Happy Earth Day! Well…it will be Earth Day in a couple days. First observed in 1970, Earth Day is intended to bring awareness to environmental issues and our interconnectedness to the only home we’ve ever known. Carl Sagan Said it best:
“…That’s here. That’s home. That’s us. On it everyone you love, everyone you know, everyone you ever heard of, every human being who ever was, lived out their lives. ”
– Carl Sagan, Pale Blue Dot: A Vision of the Human Future in Space
Dr. Sagan was referring to a photo of the Earth taken on Valentines Day, 1990, by the Voyager 1 spacecraft from a distance of about 6 billion miles. Here’s that iconic image:
That’s the Earth – Sagan’s Pale Blue Dot – the tiny speck in the yellowish beam of light. Puts things into a different perspective, doesn’t it?
Well, our perspective is music, and believe it or not, the Earth makes its own music; we just have to listen for it. Let’s explore Mother Nature’s symphony.
Singing Stones and Ringing Rocks
Yep. Stones can sing – and I’m not referring to Mick Jagger and Keith Richards (although, those guys can sing!).These amazing, natural rock formations can be found all over the globe, from Bucks County, Pennsylvania to Omaruru, Namibia. The rocks ring like a bell when struck, producing different tones depending on physical make up and size. Here’s the interesting thing: scientists still can’t come to a consensus on what causes the rocks to ring. Regardless, they still sound beautiful. Take a listen!
Interested in checking out ringing rocks for yourself? Here’s a list of locations over at Wikipedia.
The Sea Organ
Ok…this one is a bit of a stretch. In Zadar, Croatia, a human-made structure is played constantly by the waves of the sea. From the website, Odd Music:
The Sea Organ (morske orgulje) is is a natural musical instrument, seventy meters long with thirty-five organ pipes built under the concrete. The musical pipes are located so that the sea water and wind movements produce musical sounds that are heard by passers by so that it achieves a communication with nature and promotes a unity of architecture and environment. As sea forces and energies are unpredictable in terms of tides and winds, this organ offers [a] never-ending concert of numerous musical variations in which the performer is nature itself.
That’s the key here, friends – nature itself is the player of this instrument. If there ever was an example of humanity and the earth coming together to make music, this is it. Have a listen – it’s mesmerizing.
Aeolus – The Wind Sculpture
This piece of art, created by Luke Jerram, falls into the same category as the Sea Organ; this is on a smaller scale but no less beautiful. Here is a human-made instrument designed to be played by one of the earth’s forces – the wind. In Greek Mythology, Aeolus was the ruler of the winds, so the sculpture is aptly named. Consisting of 310 stainless steel pipes with some containing suspended harp strings, Aeolus is always being played whenever the wind is blowing.

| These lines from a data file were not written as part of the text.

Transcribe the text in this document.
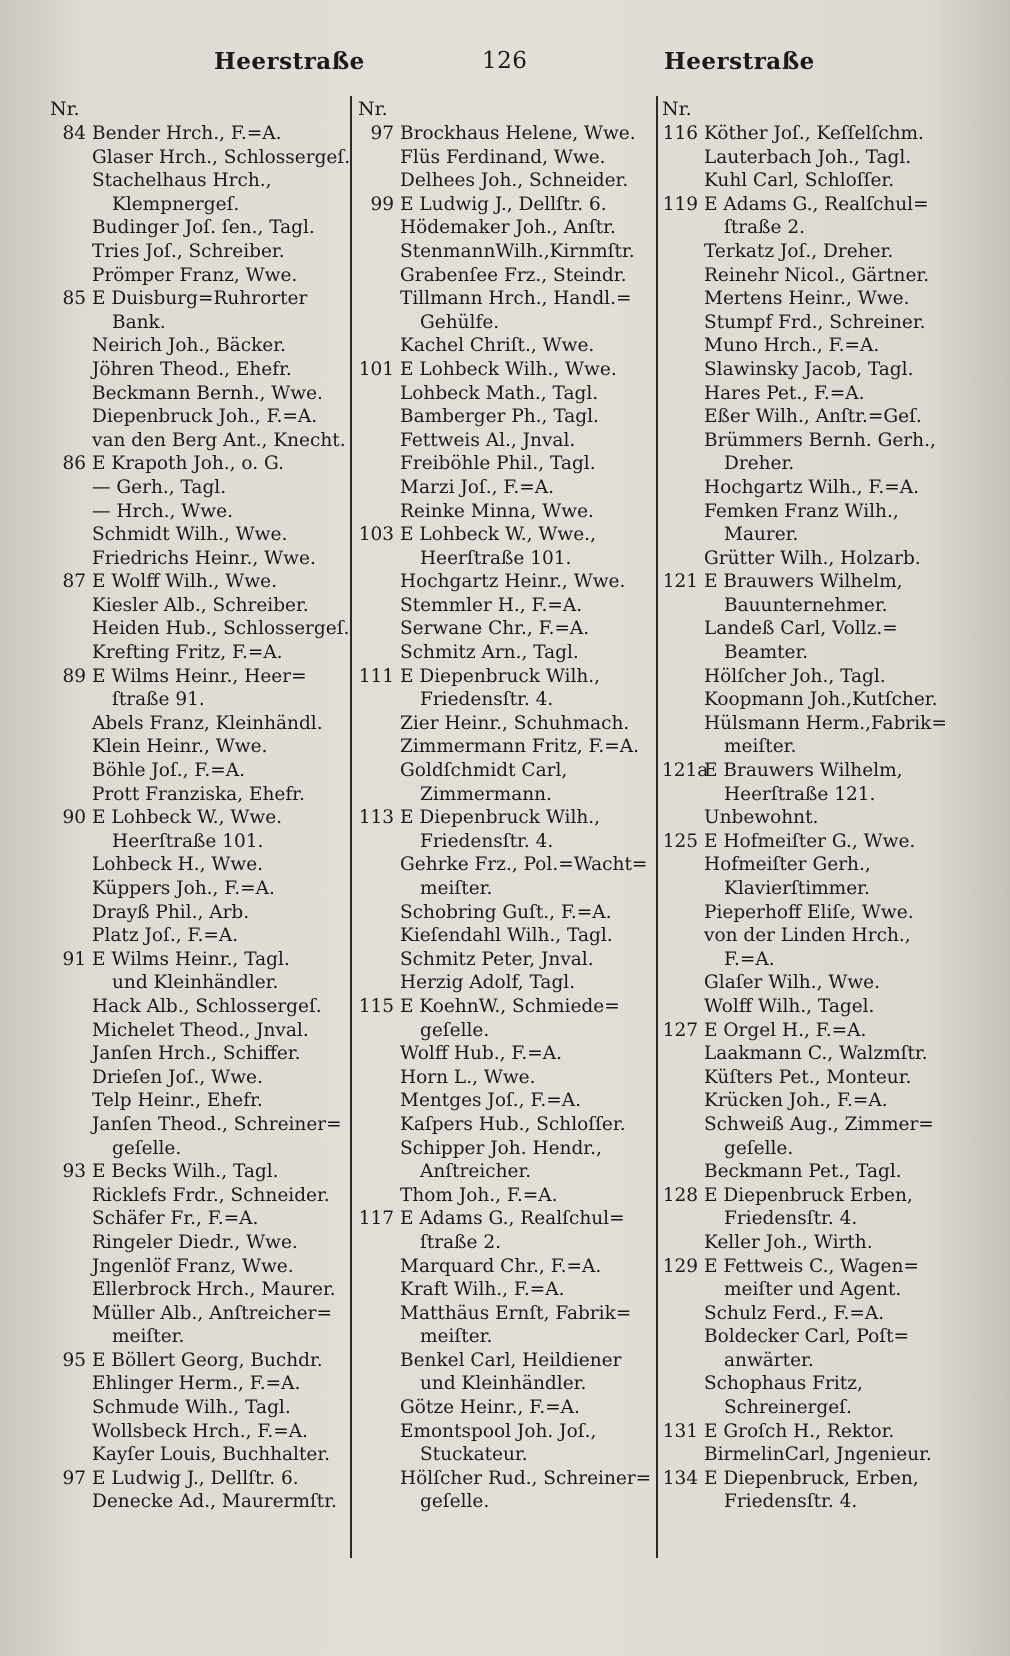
Heerstraße	126	Heerstraße
Nr.
84 Bender Hrch., F.=A.
Glaser Hrch., Schlossergeſ.
Stachelhaus Hrch.,
Klempnergeſ.
Budinger Joſ. ſen., Tagl.
Tries Joſ., Schreiber.
Prömper Franz, Wwe.
85 E Duisburg=Ruhrorter
Bank.
Neirich Joh., Bäcker.
Jöhren Theod., Ehefr.
Beckmann Bernh., Wwe.
Diepenbruck Joh., F.=A.
van den Berg Ant., Knecht.
86 E Krapoth Joh., o. G.
— Gerh., Tagl.
— Hrch., Wwe.
Schmidt Wilh., Wwe.
Friedrichs Heinr., Wwe.
87 E Wolff Wilh., Wwe.
Kiesler Alb., Schreiber.
Heiden Hub., Schlossergeſ.
Krefting Fritz, F.=A.
89 E Wilms Heinr., Heer=
ſtraße 91.
Abels Franz, Kleinhändl.
Klein Heinr., Wwe.
Böhle Joſ., F.=A.
Prott Franziska, Ehefr.
90 E Lohbeck W., Wwe.
Heerſtraße 101.
Lohbeck H., Wwe.
Küppers Joh., F.=A.
Drayß Phil., Arb.
Platz Joſ., F.=A.
91 E Wilms Heinr., Tagl.
und Kleinhändler.
Hack Alb., Schlossergeſ.
Michelet Theod., Jnval.
Janſen Hrch., Schiffer.
Drieſen Joſ., Wwe.
Telp Heinr., Ehefr.
Janſen Theod., Schreiner=
geſelle.
93 E Becks Wilh., Tagl.
Ricklefs Frdr., Schneider.
Schäfer Fr., F.=A.
Ringeler Diedr., Wwe.
Jngenlöf Franz, Wwe.
Ellerbrock Hrch., Maurer.
Müller Alb., Anſtreicher=
meiſter.
95 E Böllert Georg, Buchdr.
Ehlinger Herm., F.=A.
Schmude Wilh., Tagl.
Wollsbeck Hrch., F.=A.
Kayſer Louis, Buchhalter.
97 E Ludwig J., Dellſtr. 6.
Denecke Ad., Maurermſtr.
Nr.
97 Brockhaus Helene, Wwe.
Flüs Ferdinand, Wwe.
Delhees Joh., Schneider.
99 E Ludwig J., Dellſtr. 6.
Hödemaker Joh., Anſtr.
StenmannWilh.,Kirnmſtr.
Grabenſee Frz., Steindr.
Tillmann Hrch., Handl.=
Gehülfe.
Kachel Chriſt., Wwe.
101 E Lohbeck Wilh., Wwe.
Lohbeck Math., Tagl.
Bamberger Ph., Tagl.
Fettweis Al., Jnval.
Freiböhle Phil., Tagl.
Marzi Joſ., F.=A.
Reinke Minna, Wwe.
103 E Lohbeck W., Wwe.,
Heerſtraße 101.
Hochgartz Heinr., Wwe.
Stemmler H., F.=A.
Serwane Chr., F.=A.
Schmitz Arn., Tagl.
111 E Diepenbruck Wilh.,
Friedensſtr. 4.
Zier Heinr., Schuhmach.
Zimmermann Fritz, F.=A.
Goldſchmidt Carl,
Zimmermann.
113 E Diepenbruck Wilh.,
Friedensſtr. 4.
Gehrke Frz., Pol.=Wacht=
meiſter.
Schobring Guſt., F.=A.
Kieſendahl Wilh., Tagl.
Schmitz Peter, Jnval.
Herzig Adolf, Tagl.
115 E KoehnW., Schmiede=
geſelle.
Wolff Hub., F.=A.
Horn L., Wwe.
Mentges Joſ., F.=A.
Kaſpers Hub., Schloſſer.
Schipper Joh. Hendr.,
Anſtreicher.
Thom Joh., F.=A.
117 E Adams G., Realſchul=
ſtraße 2.
Marquard Chr., F.=A.
Kraft Wilh., F.=A.
Matthäus Ernſt, Fabrik=
meiſter.
Benkel Carl, Heildiener
und Kleinhändler.
Götze Heinr., F.=A.
Emontspool Joh. Joſ.,
Stuckateur.
Hölſcher Rud., Schreiner=
geſelle.
Nr.
116 Köther Joſ., Keſſelſchm.
Lauterbach Joh., Tagl.
Kuhl Carl, Schloſſer.
119 E Adams G., Realſchul=
ſtraße 2.
Terkatz Joſ., Dreher.
Reinehr Nicol., Gärtner.
Mertens Heinr., Wwe.
Stumpf Frd., Schreiner.
Muno Hrch., F.=A.
Slawinsky Jacob, Tagl.
Hares Pet., F.=A.
Eßer Wilh., Anſtr.=Geſ.
Brümmers Bernh. Gerh.,
Dreher.
Hochgartz Wilh., F.=A.
Femken Franz Wilh.,
Maurer.
Grütter Wilh., Holzarb.
121 E Brauwers Wilhelm,
Bauunternehmer.
Landeß Carl, Vollz.=
Beamter.
Hölſcher Joh., Tagl.
Koopmann Joh.,Kutſcher.
Hülsmann Herm.,Fabrik=
meiſter.
121a
E Brauwers Wilhelm,
Heerſtraße 121.
Unbewohnt.
125 E Hofmeiſter G., Wwe.
Hofmeiſter Gerh.,
Klavierſtimmer.
Pieperhoff Eliſe, Wwe.
von der Linden Hrch.,
F.=A.
Glaſer Wilh., Wwe.
Wolff Wilh., Tagel.
127 E Orgel H., F.=A.
Laakmann C., Walzmſtr.
Küſters Pet., Monteur.
Krücken Joh., F.=A.
Schweiß Aug., Zimmer=
geſelle.
Beckmann Pet., Tagl.
128 E Diepenbruck Erben,
Friedensſtr. 4.
Keller Joh., Wirth.
129 E Fettweis C., Wagen=
meiſter und Agent.
Schulz Ferd., F.=A.
Boldecker Carl, Poſt=
anwärter.
Schophaus Fritz,
Schreinergeſ.
131 E Groſch H., Rektor.
BirmelinCarl, Jngenieur.
134 E Diepenbruck, Erben,
Friedensſtr. 4.
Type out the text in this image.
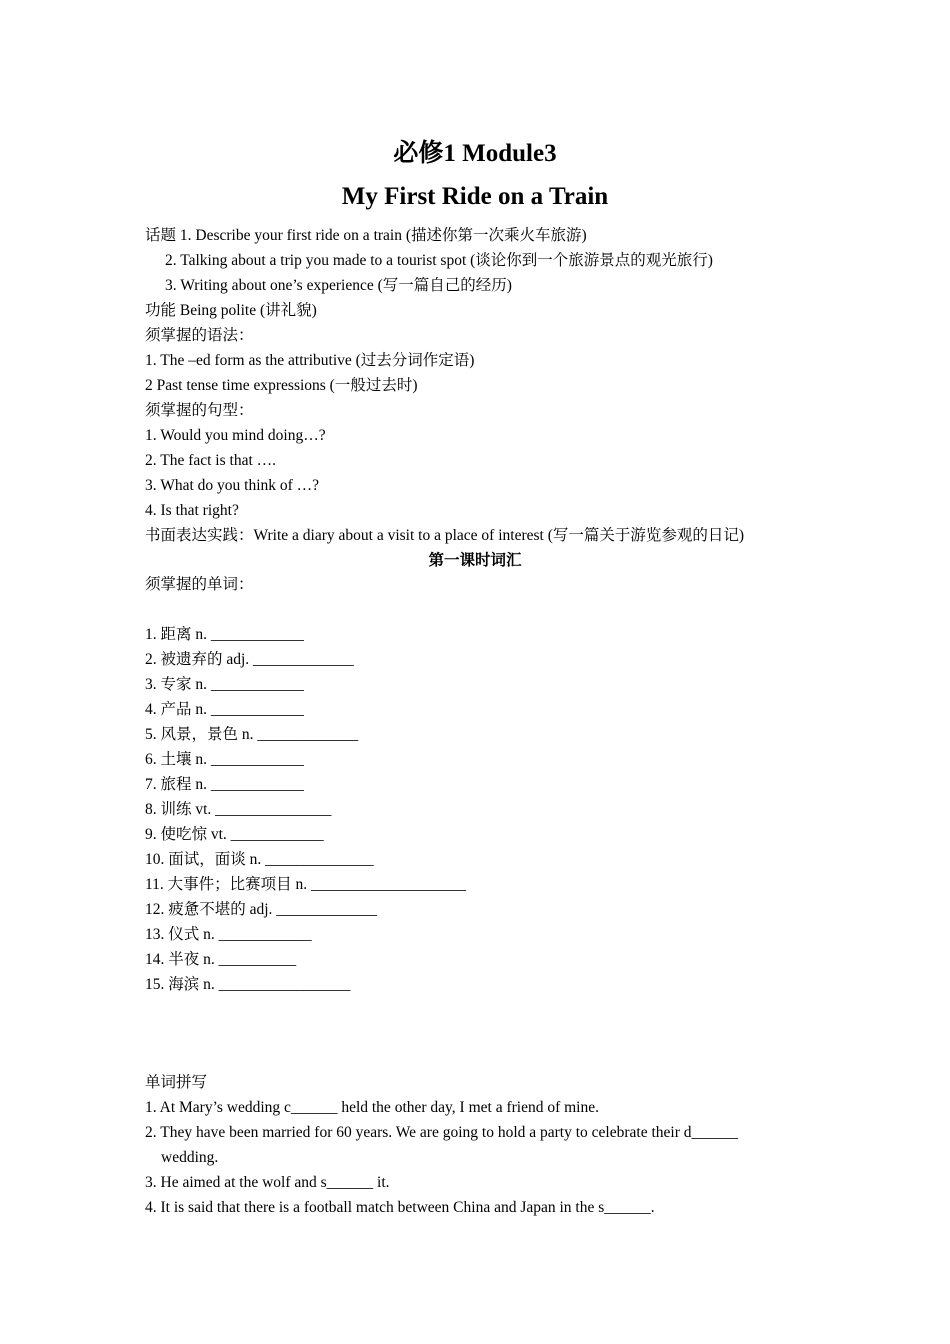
必修1 Module3
My First Ride on a Train

话题 1. Describe your first ride on a train (描述你第一次乘火车旅游)

2. Talking about a trip you made to a tourist spot (谈论你到一个旅游景点的观光旅行)

3. Writing about one’s experience (写一篇自己的经历)

功能 Being polite (讲礼貌)

须掌握的语法：

1. The –ed form as the attributive (过去分词作定语)

2 Past tense time expressions (一般过去时)

须掌握的句型：

1. Would you mind doing…?

2. The fact is that ….

3. What do you think of …?

4. Is that right?

书面表达实践：Write a diary about a visit to a place of interest (写一篇关于游览参观的日记)

第一课时词汇

须掌握的单词：

1. 距离 n. ____________

2. 被遗弃的 adj. _____________

3. 专家 n. ____________

4. 产品 n. ____________

5. 风景，景色 n. _____________

6. 土壤 n. ____________

7. 旅程 n. ____________

8. 训练 vt. _______________

9. 使吃惊 vt. ____________

10. 面试，面谈 n. ______________

11. 大事件；比赛项目 n. ____________________

12. 疲惫不堪的 adj. _____________

13. 仪式 n. ____________

14. 半夜 n. __________

15. 海滨 n. _________________

单词拼写

1. At Mary’s wedding c______ held the other day, I met a friend of mine.

2. They have been married for 60 years. We are going to hold a party to celebrate their d______

wedding.

3. He aimed at the wolf and s______ it.

4. It is said that there is a football match between China and Japan in the s______.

For some time, the sculpture was traveling around England but now has a permanent home in Canary Wharf, London. If you’re there, check it out!
We certainly have done much with music as a civilization, but remember, the oldest musician around is the Earth itself. Beyond sounds of the planet, other inhabitants make music from bird songs and whale songs to the buzzing bees and howling wolves. Music is all around us. Take some time this week to go outside, maybe to a park, and listen to the music of nature. You might just find some inspiration for your own music!